Is there any other way to get an indication of whether things are off before I start my top coat? From what I recall last time, I could tell the pieces were off just by looking at them after sanding.



cabinetman said:


> If those areas are still way off, you may need to tone the grain with a misting spray of a dye. Here is where you may need help. You can mix dyes in alcohol, and spray light applications, and unlike oil base stains apply more to get more color. The challenge here is picking the right dye and mix configuration. An experienced finisher will still have his testing to do before it comes out near right. But, you could get lucky.
> 
> 
> 
> ...


----------



## cabinetman (Jul 5, 2007)

slantedview said:


> This stuff?


Nope, that's not it. That stuff is waterbased. The 'Aircraft Stripper I was referring to is this...







http://www.sri-supplies.com/kleenstrip-aircraft-remover-1-gal-074-kle-gar343.html



slantedview said:


> Can you give me some more details here? From what I recall, I used mineral spirits to clean up the surface after stripping. Do you mean you wouldn't do that or you wouldn't use mineral spirits on the table once I start sanding - or something else?


When done stripping clean with lacquer thinner.



slantedview said:


> Is there any other way to get an indication of whether things are off before I start my top coat? From what I recall last time, I could tell the pieces were off just by looking at them after sanding.


Ultimately your final appearance would be after you apply the topcoat. That's why you should experiment.


.


----------



## Steve Neul (Sep 2, 2011)

slantedview said:


> That's good information, thanks. I'd probably stay away from the commercial stuff since I'm no pro, but I'm open to trying the others you mention. Is there any way I could determine whether my new table has a lacquer or something oil based?


 Since it has been refinished before it would't be possible to tell if there is any lacquer in the wood. Anyway woodenthings might be correct that sunlight bleached the top. I just have never seen a table bleached by the sun so much you couldn't sand it new again. Perhaps someone had it sitting next to a sunny window for many years. 

If the top is really that sun bleached if I had it in my shop I would strip the top and leaves and then use bleach on the leaves only and let dry. Then sand the top and leaves and see if they are uniform. If they are you could dilute some walnut stain and stain the top and leaves and wash it off with lacquer thinner to lighten as much as possible. The stain would bring the pronounced grain back. It would take you some thinkering though. You probably would need to dilute the walnut stain but how much would take some experimenting. If it has the same wood on the underside you might practice there.


----------



## slantedview (Jan 9, 2011)

Steve Neul said:


> Since it has been refinished before it would't be possible to tell if there is any lacquer in the wood. Anyway woodenthings might be correct that sunlight bleached the top. I just have never seen a table bleached by the sun so much you couldn't sand it new again. Perhaps someone had it sitting next to a sunny window for many years.

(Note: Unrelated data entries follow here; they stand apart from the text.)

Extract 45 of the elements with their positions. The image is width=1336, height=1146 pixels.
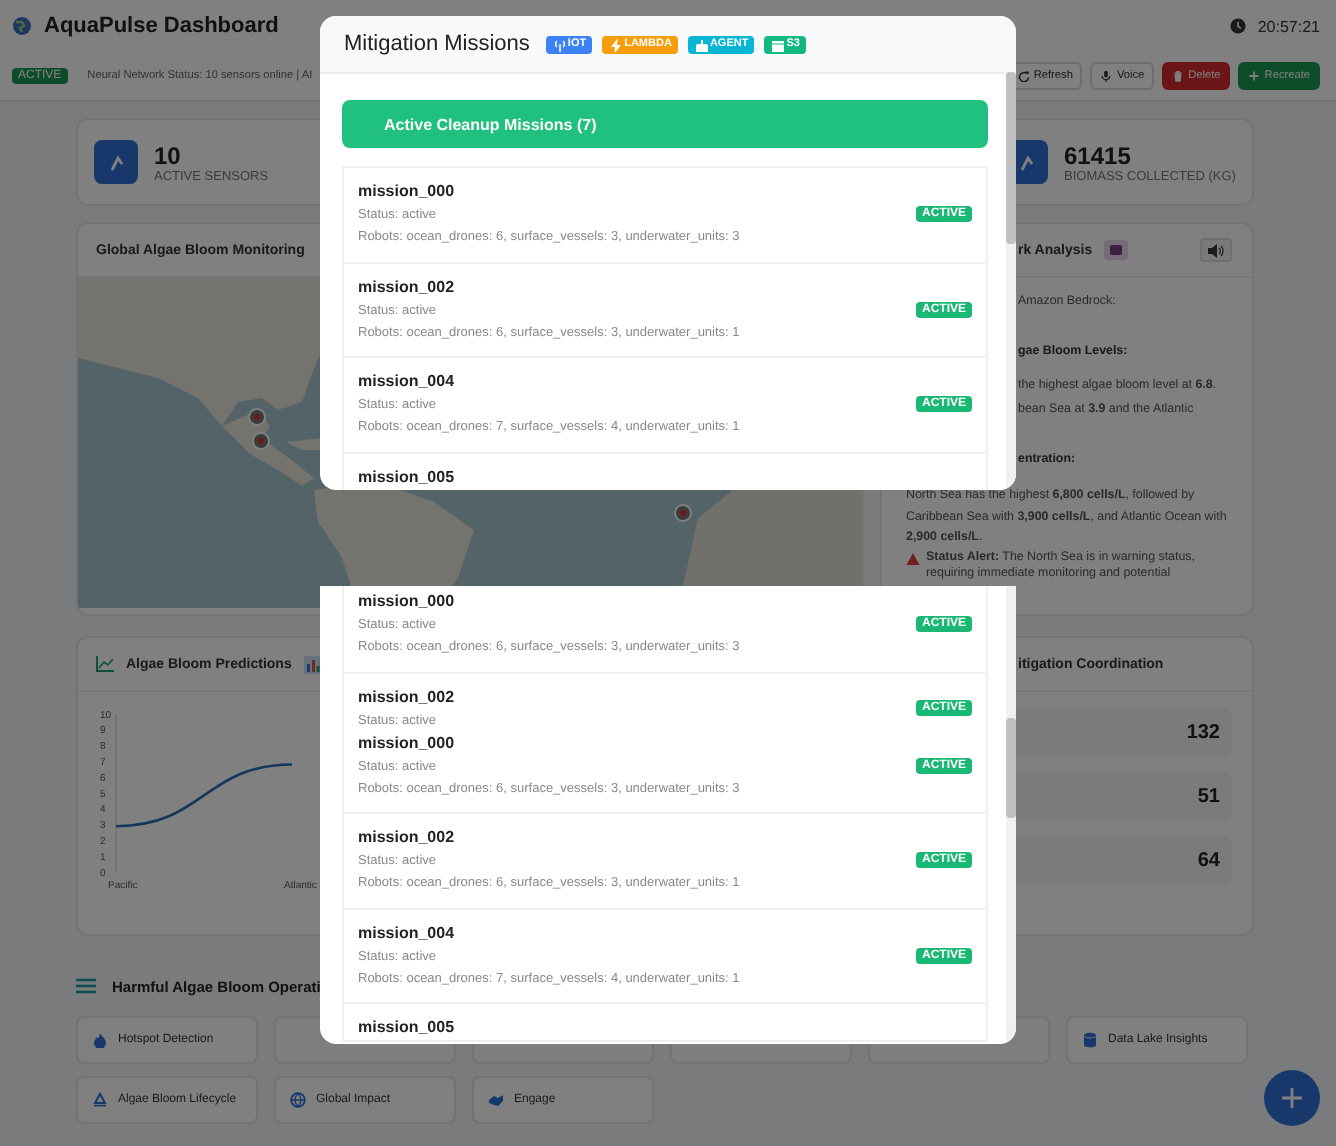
clock-icon <box>1229 18 1246 34</box>
plus-icon <box>1282 1088 1302 1108</box>
mission-name: mission_002 <box>358 685 455 709</box>
mission-name: mission_004 <box>358 370 457 394</box>
app-title: AquaPulse Dashboard <box>44 14 279 38</box>
plus-icon <box>1248 70 1261 82</box>
modal-title: Mitigation Missions <box>344 32 530 56</box>
microphone-icon <box>1100 70 1113 82</box>
scrollbar[interactable] <box>1006 72 1016 490</box>
mission-name: mission_002 <box>358 826 457 850</box>
storage-icon <box>770 37 785 51</box>
mission-name: mission_000 <box>358 590 457 614</box>
mission-item[interactable]: mission_005 <box>344 453 986 489</box>
mission-name: mission_000 <box>358 731 457 755</box>
stat-value: 61415 <box>1064 141 1133 169</box>
mission-name: mission_004 <box>358 921 457 945</box>
coordination-value: 51 <box>1197 785 1220 807</box>
map-marker-icon <box>674 504 692 522</box>
bar-chart-icon <box>303 655 322 673</box>
map-marker-icon <box>252 432 270 450</box>
coordination-value: 64 <box>1197 849 1220 871</box>
stat-value: 10 <box>154 141 183 169</box>
antenna-icon <box>551 37 566 51</box>
trash-icon <box>1172 70 1185 82</box>
mission-item[interactable]: mission_005 <box>344 1004 986 1040</box>
flame-icon <box>92 1032 108 1048</box>
scrollbar[interactable] <box>1006 586 1016 1044</box>
mission-name: mission_005 <box>358 1016 455 1040</box>
mission-name: mission_002 <box>358 275 457 299</box>
database-icon <box>1082 1032 1098 1048</box>
add-button[interactable] <box>1264 1070 1320 1126</box>
line-chart-icon <box>96 656 114 672</box>
missions-banner: Active Cleanup Missions (7) <box>342 100 988 148</box>
speaker-icon <box>1208 243 1224 257</box>
map-marker-icon <box>248 408 266 426</box>
refresh-icon <box>1017 70 1030 82</box>
menu-icon <box>76 978 96 994</box>
mission-name: mission_000 <box>358 180 457 204</box>
warning-icon <box>906 551 920 565</box>
globe-icon <box>290 1092 306 1108</box>
mission-name: mission_005 <box>358 465 455 489</box>
clock-time: 20:57:21 <box>1257 17 1320 35</box>
globe-icon <box>12 16 32 36</box>
coordination-value: 132 <box>1186 721 1220 743</box>
speaker-button[interactable] <box>1200 238 1232 262</box>
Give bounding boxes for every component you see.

I don't know if the new table has ever been refinished. The person I bought it from was the daughter of the original owner and mentioned that it was oiled a lot, but I have no idea what kind of oil and of course if it was a "teak oil" it could have contained all kinds of stuff.



Steve Neul said:


> If the top is really that sun bleached if I had it in my shop I would strip the top and leaves and then use bleach on the leaves only and let dry. Then sand the top and leaves and see if they are uniform. If they are you could dilute some walnut stain and stain the top and leaves and wash it off with lacquer thinner to lighten as much as possible. The stain would bring the pronounced grain back. It would take you some thinkering though. You probably would need to dilute the walnut stain but how much would take some experimenting. If it has the same wood on the underside you might practice there.


Hmm. Ok - Thanks for the idea.


----------